La storia della più grande compromissione medica e scientifica ai massimi livelli è “un buco nero”. Siamo nel Terzo Reich di Hitler. Il nazionalsocialismo ha un sogno in particolare, un’ambizione che non è quella che ci hanno venduto alcuni libri di storia. Giulio Meotti nel suo ultimo lavoro, Ippocrate è morto ad Auschwitz ci svela i retroscena nascosti ai più. L’essere umano che diventa oggetto di laboratorio, e salta per la prima volta, e forse definitivamente, l’argine della dignità dell’uomo come persona. Ma i medici del Terzo Reich non violarono alcuna legge e dissero di agire per il bene dell’umanità e il progresso della scienza.
Prima dell’olocausto di 6 milioni di ebrei, Hitler lavorò a quello dei malati e dei disabili?
I lager nella forma primigenia sono stati campi per malati di mente e disabili.
In che senso?
Per intenderci bene le racconto un aneddoto.
Prego.
Jennifer Doudna nel 2020 ha ricevuto insieme a Emmanuelle Charpentier il Premio Nobel per la chimica “per lo sviluppo di un metodo per l'editing del genoma”. La Doudna dopo la vittoria ha raccontato a mo’ di aneddoto un sogno che ha fatto dopo la scoperta. È seduta alla scrivania, il suo assistente le dice che c’è una persona molto interessata alla ricerca e che vorrebbe parlare con lei. La Doudna entusiasta prega di farlo accomodare. Si apre la porta e compare un uomo munito di taccuino. È Adolf Hitler che le dice, “la prego, mi racconti tutto di questa tecnica. Sono molto interessato”. La professoressa lo racconta per evidenziare come, dal primo momento in cui ha ultimato la scoperta, ha pensato che nelle mani dei nazisti sarebbero venute fuori cose inimmaginabili.
Con il nazismo per la prima volta nella storia siamo davanti a uno sterminio perpetrato da luminari? Perché nessuno può dire che quelli fossero “barbari”.
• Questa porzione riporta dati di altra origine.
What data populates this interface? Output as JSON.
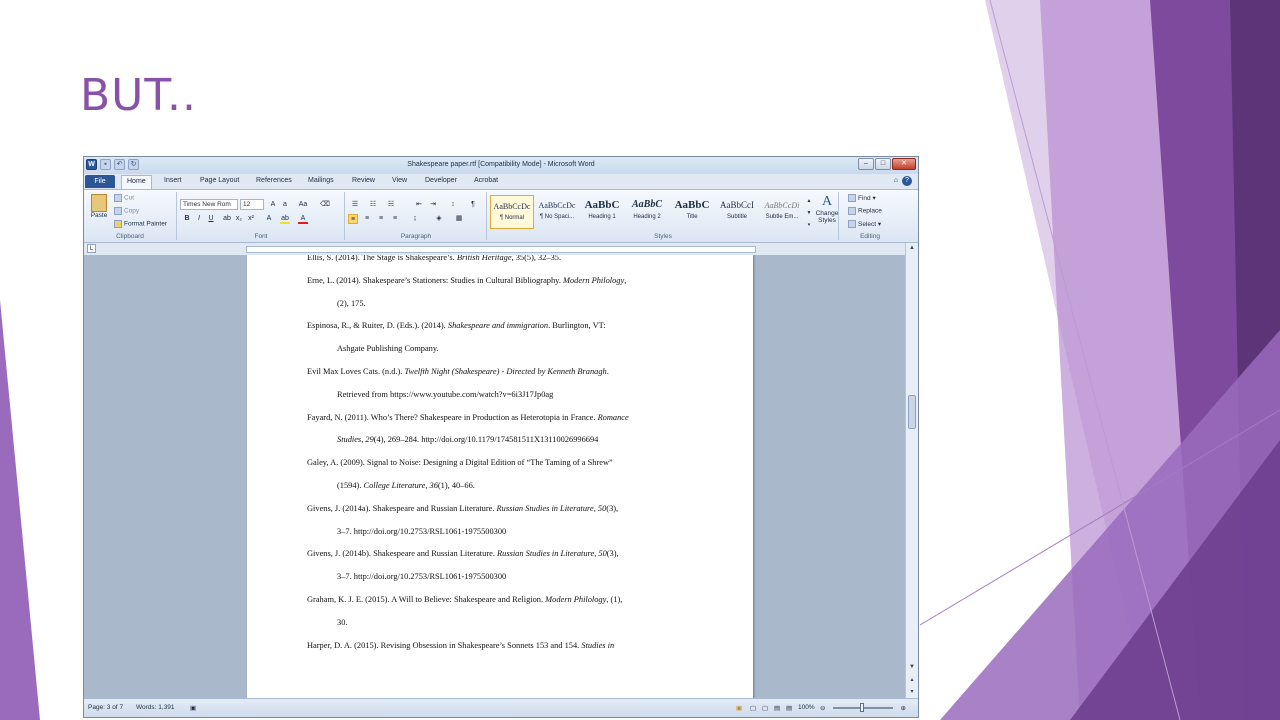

Esattamente. Siamo in Germania. La nazione con il maggior numero di premi Nobel, all’avanguardia della medicina e della scienza nel mondo. E là che andò in scena il più allucinante crimine medico che la storia ricordi: gli esperimenti sugli esseri umani. Mengele aveva studiato con i migliori genetisti. Era un serissimo ricercatore, profondamente impregnato della mentalità scientista ed eugenetica del tempo. Ad Auschwitz non era andato per uccidere, ma per selezionare, per prendere quel che poteva ai fini della cosiddetta “ricerca scientifica”. Si prestò ad un’operazione senza eguali. E se i tedeschi avessero vinto la guerra, il professor Mengele avrebbe avuto anche una cattedra di genetica.
Esiste dunque ancora un tabù circa l’origine di eutanasia ed eugenetica nate in seno ad Hitler?
Impossibile sostenere il contrario. A noi sembra oggi allucinante, al limite dello strampalato, ma fu il nazionalsocialismo ad immaginare la ricerca di un siero che potesse denunciare le differenze razziali, renderle visibili e considerare tutto sensazionale.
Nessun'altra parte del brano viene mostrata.